Harikrishnan, a dyslexic, exceeded expectations by scoring 79% in the SSLC examinations, for which he appeared as a private candidate.

Published: 20th May 2017 03:09 AM  |   Last Updated: 20th May 2017 03:09 AM   |  A+A-

Express News Service

CHENNAI: When he was in Class VI, classmates used to make fun of his inability to read and write. Worried parents enrolled the child at a special school, convinced of increased difficulties for their son as grades progressed. But on Friday, Harikrishnan, a dyslexic, exceeded expectations by scoring 79% in the SSLC examinations, for which he appeared as a private candidate.

Dyslexia is a specific learning disability, where children have trouble with reading, comprehending, spelling and writing. According to the Dyslexia Association of India, 10 to 15% of children may suffer from some type of dyslexia, which in the long run may negatively impact their confidence and behaviour.

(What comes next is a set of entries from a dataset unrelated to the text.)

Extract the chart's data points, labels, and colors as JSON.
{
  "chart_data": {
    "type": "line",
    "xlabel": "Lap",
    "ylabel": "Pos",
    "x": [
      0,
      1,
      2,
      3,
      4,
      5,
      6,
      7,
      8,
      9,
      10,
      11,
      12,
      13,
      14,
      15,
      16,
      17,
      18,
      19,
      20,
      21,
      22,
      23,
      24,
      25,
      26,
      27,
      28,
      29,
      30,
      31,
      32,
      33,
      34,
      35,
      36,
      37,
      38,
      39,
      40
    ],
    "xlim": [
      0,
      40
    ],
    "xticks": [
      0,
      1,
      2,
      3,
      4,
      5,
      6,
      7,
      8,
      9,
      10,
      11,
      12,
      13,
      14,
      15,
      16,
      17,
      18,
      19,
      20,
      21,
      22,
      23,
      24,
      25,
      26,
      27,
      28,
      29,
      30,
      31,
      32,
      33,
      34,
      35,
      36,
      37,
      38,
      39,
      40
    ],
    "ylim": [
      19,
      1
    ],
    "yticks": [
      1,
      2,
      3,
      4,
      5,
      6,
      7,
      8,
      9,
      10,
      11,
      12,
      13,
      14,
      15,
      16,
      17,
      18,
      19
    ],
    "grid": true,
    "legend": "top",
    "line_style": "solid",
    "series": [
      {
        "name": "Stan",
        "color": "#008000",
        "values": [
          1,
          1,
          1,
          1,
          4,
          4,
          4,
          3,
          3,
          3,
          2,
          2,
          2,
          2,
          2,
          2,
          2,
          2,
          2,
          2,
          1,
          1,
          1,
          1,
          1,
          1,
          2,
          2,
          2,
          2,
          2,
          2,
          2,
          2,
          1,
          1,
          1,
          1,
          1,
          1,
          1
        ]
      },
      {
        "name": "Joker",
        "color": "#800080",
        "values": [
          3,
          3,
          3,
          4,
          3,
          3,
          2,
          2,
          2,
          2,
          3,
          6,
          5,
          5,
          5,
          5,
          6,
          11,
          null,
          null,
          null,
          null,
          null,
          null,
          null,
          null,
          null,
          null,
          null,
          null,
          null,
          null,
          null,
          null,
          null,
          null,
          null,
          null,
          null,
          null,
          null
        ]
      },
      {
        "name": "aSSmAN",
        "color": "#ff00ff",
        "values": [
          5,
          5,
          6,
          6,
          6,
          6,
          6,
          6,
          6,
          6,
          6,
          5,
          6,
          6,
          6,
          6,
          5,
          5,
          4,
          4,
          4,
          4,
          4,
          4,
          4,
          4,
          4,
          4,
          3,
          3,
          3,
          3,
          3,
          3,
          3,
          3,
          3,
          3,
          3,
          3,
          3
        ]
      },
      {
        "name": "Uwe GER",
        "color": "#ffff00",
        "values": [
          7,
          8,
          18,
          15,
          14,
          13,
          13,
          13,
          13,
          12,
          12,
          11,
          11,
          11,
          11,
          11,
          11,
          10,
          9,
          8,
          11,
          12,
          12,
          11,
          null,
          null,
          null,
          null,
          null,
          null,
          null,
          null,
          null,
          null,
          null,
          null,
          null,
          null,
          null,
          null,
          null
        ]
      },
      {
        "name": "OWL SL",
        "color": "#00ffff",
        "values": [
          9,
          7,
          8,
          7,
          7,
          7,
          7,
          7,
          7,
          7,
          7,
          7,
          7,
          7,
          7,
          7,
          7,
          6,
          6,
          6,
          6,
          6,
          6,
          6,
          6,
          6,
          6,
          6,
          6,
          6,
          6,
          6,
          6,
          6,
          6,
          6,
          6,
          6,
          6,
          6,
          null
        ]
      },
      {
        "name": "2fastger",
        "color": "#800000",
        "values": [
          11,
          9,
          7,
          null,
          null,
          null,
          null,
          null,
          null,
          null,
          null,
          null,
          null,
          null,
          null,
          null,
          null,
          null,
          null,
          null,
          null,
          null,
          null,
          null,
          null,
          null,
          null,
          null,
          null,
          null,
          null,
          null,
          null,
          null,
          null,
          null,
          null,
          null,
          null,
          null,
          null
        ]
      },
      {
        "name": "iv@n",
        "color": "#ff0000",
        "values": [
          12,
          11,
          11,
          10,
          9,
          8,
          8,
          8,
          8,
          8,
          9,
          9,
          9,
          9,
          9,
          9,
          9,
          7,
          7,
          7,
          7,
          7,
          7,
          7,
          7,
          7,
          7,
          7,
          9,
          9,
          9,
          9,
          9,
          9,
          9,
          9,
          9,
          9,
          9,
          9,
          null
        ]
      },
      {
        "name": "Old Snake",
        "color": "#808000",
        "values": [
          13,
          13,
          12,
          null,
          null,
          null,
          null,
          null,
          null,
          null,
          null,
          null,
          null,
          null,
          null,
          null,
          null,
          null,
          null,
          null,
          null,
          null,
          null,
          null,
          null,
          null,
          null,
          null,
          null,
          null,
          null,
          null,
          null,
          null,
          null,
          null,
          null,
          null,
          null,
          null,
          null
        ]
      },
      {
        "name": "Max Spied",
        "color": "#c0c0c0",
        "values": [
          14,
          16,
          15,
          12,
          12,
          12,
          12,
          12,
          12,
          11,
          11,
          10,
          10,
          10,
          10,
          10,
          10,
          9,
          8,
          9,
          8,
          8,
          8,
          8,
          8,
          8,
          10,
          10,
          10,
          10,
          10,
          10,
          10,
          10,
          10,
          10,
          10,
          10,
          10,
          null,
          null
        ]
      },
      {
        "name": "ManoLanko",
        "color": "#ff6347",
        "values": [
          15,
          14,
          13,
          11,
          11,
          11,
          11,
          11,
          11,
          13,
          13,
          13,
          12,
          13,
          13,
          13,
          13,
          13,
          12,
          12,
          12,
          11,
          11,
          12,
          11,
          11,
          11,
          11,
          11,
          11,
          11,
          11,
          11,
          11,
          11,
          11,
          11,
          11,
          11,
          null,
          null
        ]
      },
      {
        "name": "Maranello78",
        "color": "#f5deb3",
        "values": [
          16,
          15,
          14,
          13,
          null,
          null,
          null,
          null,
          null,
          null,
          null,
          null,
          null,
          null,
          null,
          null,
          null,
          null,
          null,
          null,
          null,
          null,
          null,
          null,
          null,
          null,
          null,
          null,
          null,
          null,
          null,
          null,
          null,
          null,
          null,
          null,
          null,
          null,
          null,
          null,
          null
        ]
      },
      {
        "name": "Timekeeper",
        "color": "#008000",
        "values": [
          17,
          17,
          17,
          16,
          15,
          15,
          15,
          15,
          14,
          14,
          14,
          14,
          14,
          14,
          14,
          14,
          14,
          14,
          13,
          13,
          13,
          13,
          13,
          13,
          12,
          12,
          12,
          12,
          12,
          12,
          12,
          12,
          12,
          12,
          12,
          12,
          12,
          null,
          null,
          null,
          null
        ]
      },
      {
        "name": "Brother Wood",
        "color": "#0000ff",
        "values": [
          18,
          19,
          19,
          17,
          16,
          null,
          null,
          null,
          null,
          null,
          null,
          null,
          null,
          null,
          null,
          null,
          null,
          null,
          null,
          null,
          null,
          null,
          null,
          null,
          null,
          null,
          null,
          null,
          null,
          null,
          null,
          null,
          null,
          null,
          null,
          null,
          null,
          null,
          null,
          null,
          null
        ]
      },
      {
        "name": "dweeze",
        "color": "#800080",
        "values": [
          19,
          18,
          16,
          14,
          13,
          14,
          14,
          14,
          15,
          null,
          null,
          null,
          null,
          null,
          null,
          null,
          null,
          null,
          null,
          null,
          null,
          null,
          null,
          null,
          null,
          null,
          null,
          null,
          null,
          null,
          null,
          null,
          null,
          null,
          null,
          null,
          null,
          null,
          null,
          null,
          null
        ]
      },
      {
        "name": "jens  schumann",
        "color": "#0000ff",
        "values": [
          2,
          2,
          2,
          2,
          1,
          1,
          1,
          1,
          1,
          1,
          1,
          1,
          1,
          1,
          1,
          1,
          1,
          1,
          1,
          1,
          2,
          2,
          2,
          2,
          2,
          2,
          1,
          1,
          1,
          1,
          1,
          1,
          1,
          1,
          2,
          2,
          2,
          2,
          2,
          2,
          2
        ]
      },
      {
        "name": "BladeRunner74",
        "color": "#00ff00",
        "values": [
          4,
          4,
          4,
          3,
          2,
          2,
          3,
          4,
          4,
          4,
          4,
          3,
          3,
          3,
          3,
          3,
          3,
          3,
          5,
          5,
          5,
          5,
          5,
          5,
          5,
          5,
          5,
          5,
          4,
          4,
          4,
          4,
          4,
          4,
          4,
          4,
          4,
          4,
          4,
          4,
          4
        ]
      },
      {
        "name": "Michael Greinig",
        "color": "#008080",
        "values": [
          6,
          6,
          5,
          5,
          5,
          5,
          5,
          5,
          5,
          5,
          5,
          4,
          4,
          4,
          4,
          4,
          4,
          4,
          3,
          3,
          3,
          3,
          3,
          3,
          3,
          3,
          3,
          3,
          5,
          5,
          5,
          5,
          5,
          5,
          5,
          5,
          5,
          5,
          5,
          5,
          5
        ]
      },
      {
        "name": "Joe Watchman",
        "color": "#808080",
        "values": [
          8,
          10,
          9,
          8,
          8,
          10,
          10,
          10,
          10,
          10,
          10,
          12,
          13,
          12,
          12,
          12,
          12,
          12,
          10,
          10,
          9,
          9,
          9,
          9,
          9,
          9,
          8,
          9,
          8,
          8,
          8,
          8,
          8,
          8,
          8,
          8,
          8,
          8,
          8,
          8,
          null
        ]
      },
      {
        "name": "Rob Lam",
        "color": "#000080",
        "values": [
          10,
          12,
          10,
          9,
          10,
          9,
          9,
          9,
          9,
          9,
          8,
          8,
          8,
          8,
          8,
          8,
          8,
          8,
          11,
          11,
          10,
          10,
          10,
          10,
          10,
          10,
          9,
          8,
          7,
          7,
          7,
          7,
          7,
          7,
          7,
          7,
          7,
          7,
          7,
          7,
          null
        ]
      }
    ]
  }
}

Hari first started displaying signs of dyslexia in Class I, while studying at Kendriya Vidyalaya in Avadi. Spellings were a huge problem. For instance, Hari used to spell ‘car’ as ‘dar’. Finding it difficult to comprehend what was written on the blackboard, he would copy down notes from friends books.

Diagnosis by doctors confirmed that Hari, then in Class VI, had dyslexia, following which he was admitted to Ananya, a school run by Madras Dyslexic Association. “We were late in admitting Hari to a special school, primarily because we were not aware of its existence. More work is needed to promote awareness about such schools,” R Suresh, his father, said.

While the school played a big role, notably by introducing several methods of learning, Hari was ably supported at home by his parents.

C Gopika, Hari’s mother, said he was accepted the way he was. “Dyslexic children need special attention both at home and school,” she said.

Except reminders that Hari needed to stop being playful, both his parents did not put any pressure. Although fear set in the months preceding the board exam, they enabled an easy approach for Hari. “We prepared a comprehensive question bank, consisting of objective type questions for all subjects. We made sure he studied them gradually every day,” Suresh, a railway employee said.

Having completed SSLC, Harikrishnan, 16, is now set to pursue a diploma course in his passionate subject - Automobiles.  “It was only after I changed schools, I realised my interest. I dream about giving a makeover to motor vehicles,” he said with smile.